August 9, 2021


Equity markets advanced last week. There was a significant amount of jawboning regarding an end to the Fed’s monthly bond buying programs and 10-year Treasury bond yields increased following a strong July employment report. The S&P 500 Index closed the week +1.0%, the NASDAQ +1.0% and the Dow +0.8%. The U.S. 10-year Treasury bond yield increased to 1.305% at Friday’s close versus 1.226% the previous week.

The second quarter earnings reporting season continues this week with 14 companies in the S&P 500 Index scheduled to report earnings. With 443 companies having already reported, the current expectation is for S&P 500 earnings growth of 93.1% year-over-year, an increase from the expectation of 89.8% year-over-year growth from last week and 65.1% growth at the outset of the reporting season.

Initial unemployment claims for the week of July 31st decreased to 385,000 versus the previous week at 399,000. Continuing claims for July 24th were 2.930 million versus 3.296 million the week prior. The big news for the week was the July employment report which showed the economy added 943,000 net new jobs in July and the unemployment rate declined to 5.4% from 5.9%. While the labor market could remain choppy due to worker dislocation and unknowns from the COVID Delta variant, another month or two of improvement at the level seen in July would start to push the Federal Reserve to acknowledging that labor market conditions have improved to the point of being able to start removing its accommodative monetary policy.

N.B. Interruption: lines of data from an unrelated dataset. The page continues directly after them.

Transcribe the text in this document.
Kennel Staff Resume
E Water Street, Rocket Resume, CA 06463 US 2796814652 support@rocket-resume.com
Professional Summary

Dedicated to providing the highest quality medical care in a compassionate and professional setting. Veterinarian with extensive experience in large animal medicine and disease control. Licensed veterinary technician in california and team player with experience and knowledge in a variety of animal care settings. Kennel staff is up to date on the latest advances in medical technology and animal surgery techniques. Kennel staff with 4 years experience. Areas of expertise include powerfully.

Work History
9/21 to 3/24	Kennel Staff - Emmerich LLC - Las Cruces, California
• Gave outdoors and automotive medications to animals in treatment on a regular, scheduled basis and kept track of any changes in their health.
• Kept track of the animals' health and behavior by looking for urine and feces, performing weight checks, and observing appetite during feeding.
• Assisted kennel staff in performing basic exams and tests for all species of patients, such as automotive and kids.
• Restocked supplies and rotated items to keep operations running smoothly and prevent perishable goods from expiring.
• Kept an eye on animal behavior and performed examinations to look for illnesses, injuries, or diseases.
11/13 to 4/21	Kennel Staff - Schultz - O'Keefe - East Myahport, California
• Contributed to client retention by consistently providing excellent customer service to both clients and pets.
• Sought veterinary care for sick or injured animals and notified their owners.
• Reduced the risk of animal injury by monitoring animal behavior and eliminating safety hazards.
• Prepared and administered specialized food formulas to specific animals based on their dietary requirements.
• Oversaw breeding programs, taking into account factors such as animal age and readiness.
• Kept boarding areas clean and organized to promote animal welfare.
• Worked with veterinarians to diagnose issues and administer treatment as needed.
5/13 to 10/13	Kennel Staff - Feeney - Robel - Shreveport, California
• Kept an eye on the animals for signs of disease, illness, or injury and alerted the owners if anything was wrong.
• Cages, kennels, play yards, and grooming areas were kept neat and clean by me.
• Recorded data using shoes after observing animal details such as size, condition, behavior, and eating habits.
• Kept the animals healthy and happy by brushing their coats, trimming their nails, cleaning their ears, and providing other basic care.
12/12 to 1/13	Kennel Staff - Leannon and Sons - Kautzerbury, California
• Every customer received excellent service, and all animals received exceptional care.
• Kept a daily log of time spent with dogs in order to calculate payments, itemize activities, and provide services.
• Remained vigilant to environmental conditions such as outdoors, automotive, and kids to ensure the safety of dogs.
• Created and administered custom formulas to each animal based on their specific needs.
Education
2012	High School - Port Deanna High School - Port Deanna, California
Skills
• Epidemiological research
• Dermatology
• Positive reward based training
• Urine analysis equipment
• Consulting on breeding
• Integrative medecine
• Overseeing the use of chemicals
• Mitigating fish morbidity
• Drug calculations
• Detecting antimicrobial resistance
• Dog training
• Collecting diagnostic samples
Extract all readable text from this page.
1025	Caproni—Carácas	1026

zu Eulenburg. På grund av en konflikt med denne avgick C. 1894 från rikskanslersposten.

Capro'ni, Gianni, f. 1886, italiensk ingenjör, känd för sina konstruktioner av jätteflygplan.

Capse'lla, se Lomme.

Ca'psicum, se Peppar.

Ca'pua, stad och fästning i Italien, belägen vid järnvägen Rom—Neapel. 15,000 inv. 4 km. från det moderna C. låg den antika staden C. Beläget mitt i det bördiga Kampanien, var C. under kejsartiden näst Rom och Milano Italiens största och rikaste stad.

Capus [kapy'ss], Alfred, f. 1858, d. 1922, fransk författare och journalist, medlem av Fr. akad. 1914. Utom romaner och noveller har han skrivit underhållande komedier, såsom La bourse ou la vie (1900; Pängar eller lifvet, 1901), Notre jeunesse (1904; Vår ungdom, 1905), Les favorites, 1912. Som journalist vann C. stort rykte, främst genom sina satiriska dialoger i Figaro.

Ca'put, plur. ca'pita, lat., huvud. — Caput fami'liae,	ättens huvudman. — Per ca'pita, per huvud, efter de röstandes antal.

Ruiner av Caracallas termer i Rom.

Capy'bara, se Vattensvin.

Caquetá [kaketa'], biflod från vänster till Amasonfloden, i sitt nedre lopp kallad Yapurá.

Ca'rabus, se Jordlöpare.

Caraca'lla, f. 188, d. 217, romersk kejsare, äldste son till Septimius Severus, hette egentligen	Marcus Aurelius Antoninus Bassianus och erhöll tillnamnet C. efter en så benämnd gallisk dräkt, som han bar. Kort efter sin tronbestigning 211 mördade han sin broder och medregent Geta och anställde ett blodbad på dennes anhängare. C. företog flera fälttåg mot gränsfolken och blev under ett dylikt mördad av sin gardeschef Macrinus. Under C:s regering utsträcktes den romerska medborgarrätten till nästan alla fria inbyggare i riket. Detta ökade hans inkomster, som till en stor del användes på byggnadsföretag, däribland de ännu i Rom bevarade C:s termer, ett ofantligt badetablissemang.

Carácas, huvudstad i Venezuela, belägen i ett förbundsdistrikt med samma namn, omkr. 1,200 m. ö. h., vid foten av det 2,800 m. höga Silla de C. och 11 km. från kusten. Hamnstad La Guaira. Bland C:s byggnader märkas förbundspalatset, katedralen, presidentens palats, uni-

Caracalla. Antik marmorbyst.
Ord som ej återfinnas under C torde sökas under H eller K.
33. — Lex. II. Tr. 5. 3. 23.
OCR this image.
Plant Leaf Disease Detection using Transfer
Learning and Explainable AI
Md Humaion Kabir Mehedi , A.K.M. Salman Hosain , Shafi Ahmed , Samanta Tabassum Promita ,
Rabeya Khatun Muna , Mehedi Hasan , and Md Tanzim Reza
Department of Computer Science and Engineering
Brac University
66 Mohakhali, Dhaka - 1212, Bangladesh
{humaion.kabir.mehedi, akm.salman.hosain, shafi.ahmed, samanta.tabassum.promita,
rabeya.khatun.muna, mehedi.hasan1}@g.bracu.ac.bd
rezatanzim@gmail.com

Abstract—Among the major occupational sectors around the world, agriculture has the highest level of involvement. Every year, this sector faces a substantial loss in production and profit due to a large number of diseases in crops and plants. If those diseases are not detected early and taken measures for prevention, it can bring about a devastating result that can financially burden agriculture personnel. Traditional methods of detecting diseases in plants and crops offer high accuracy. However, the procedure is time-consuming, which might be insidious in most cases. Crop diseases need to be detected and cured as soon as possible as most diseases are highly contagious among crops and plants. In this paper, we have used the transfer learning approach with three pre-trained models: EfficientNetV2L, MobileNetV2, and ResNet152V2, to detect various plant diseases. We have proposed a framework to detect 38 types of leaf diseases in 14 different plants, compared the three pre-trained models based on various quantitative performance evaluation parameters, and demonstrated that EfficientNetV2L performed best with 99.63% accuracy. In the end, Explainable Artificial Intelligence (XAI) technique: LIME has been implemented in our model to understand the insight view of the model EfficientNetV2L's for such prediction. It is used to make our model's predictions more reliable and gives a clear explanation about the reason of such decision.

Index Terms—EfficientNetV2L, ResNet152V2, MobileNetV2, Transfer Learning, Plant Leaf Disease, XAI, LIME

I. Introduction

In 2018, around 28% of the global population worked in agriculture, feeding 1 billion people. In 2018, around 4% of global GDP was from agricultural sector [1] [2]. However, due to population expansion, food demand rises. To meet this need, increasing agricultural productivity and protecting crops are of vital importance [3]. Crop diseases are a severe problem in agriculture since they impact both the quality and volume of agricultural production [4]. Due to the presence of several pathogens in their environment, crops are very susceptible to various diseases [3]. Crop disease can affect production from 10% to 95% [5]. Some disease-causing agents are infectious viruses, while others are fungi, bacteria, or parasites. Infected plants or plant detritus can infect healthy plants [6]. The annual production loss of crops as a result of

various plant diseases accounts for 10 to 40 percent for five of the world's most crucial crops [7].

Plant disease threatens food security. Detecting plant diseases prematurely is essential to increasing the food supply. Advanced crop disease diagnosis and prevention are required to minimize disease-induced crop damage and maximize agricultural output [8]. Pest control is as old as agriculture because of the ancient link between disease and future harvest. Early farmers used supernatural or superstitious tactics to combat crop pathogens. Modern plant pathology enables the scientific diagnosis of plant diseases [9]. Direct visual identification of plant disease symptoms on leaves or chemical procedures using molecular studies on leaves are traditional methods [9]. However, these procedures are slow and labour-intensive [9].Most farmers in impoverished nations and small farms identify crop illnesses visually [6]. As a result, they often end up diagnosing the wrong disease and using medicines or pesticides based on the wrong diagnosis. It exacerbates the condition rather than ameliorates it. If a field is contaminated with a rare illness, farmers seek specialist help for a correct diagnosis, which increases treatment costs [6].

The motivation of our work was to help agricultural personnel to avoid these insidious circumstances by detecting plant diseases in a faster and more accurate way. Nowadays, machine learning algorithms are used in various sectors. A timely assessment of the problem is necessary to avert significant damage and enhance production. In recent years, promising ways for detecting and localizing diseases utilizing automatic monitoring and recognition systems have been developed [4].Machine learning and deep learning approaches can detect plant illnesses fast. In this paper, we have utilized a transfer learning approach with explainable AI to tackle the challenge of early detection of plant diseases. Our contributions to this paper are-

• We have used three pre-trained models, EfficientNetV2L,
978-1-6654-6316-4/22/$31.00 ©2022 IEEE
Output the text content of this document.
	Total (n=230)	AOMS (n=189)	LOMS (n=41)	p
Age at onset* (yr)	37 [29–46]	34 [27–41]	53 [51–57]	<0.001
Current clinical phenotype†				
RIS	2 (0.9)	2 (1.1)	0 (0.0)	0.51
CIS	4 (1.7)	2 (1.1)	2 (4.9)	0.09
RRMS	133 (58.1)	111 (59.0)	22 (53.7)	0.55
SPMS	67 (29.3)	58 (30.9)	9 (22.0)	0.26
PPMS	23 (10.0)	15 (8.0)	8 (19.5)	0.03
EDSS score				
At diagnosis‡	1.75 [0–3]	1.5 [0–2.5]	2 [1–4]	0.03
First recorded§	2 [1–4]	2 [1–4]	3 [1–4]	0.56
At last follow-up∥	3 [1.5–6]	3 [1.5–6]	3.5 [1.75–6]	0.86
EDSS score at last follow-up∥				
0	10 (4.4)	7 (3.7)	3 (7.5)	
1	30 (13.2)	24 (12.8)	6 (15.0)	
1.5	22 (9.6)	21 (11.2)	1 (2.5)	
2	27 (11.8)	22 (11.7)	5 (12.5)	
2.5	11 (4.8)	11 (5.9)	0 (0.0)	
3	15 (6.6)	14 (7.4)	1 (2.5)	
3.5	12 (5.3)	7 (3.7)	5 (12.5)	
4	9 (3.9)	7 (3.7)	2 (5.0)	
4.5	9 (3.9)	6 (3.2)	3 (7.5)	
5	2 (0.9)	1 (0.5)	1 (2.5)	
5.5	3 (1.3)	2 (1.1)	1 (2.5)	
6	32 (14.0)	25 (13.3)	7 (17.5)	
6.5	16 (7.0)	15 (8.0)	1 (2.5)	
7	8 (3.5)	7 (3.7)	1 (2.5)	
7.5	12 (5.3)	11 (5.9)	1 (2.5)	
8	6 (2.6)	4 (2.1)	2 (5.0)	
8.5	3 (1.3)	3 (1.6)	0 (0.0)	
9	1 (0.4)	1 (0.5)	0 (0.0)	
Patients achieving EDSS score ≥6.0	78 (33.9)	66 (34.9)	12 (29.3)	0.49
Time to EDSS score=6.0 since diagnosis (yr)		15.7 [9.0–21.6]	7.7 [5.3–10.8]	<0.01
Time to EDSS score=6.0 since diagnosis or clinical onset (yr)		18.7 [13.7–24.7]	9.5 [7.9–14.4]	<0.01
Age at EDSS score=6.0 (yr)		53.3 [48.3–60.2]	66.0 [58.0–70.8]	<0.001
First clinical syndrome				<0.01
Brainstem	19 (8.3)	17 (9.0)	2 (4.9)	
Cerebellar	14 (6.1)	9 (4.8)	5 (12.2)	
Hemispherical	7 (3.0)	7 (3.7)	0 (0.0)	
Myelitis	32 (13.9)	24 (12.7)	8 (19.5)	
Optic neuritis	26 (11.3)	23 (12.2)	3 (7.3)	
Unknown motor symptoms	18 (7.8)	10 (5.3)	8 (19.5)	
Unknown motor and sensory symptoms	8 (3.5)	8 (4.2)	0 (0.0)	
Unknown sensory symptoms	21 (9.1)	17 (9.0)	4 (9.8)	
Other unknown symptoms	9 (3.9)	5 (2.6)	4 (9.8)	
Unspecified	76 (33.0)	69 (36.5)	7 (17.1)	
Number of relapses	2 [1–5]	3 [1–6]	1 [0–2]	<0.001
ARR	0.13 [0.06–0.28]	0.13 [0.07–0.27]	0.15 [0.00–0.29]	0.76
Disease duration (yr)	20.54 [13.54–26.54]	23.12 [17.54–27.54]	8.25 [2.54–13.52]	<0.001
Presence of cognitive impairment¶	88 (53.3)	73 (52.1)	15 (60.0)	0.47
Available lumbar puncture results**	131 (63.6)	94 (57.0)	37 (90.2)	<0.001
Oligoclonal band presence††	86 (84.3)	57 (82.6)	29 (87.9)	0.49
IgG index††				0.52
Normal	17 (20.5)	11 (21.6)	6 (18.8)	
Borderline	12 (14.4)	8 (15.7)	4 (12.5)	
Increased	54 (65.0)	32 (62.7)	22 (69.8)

In our Dissecting Headlines section, we look at the current jawboning from Fed officials as a precursor to the eventual start of tapering its bond buying program.


Financial Market Update


Dissecting Headlines: Jawboning

This past week, we started to see some “jawboning”, or commentary from influential members of the Fed discussing the tapering of its current $120 billion per month bond buying program. The taper would be the first action toward reducing its accommodative stance on monetary policy that has been in place since the outset of the pandemic. Christopher Waller, a member of the Board of Governors of the Fed, stated that consecutive strong job growth in August and September in the 800,000 range would meet the Fed’s benchmark for when it starts tightening policy. Waller stated, “with tapering we should go early and fast in order to make sure we’re in position to raise rates in 2022 if we have to”.  He would view the taper lasting five to six months.

Fed Vice Chairman Richard Clarida said last week in an interview that “curbing large asset purchases stemming from QE” may happen in 2021. He stuck with the job market as the trigger point for decision making stating that, “we’re going to know more about the labor market over the next several months than we do right now”. Was he foreshadowing the July employment report?

The bond market reacted to all this commentary, along with the positive employment report, with the 10-year treasury ending the week at a yield of 1.305% versus 1.226% the previous week.

Several more Fed officials to include presidents of the Atlanta, Richmond, Cleveland, and Kansas City Federal Reserve Banks are on tap to speak this week. Commentary from members of the Fed should culminate with Chairman Jerome Powell speaking at the Economic Policy Symposium in Jackson Hole the last week of August.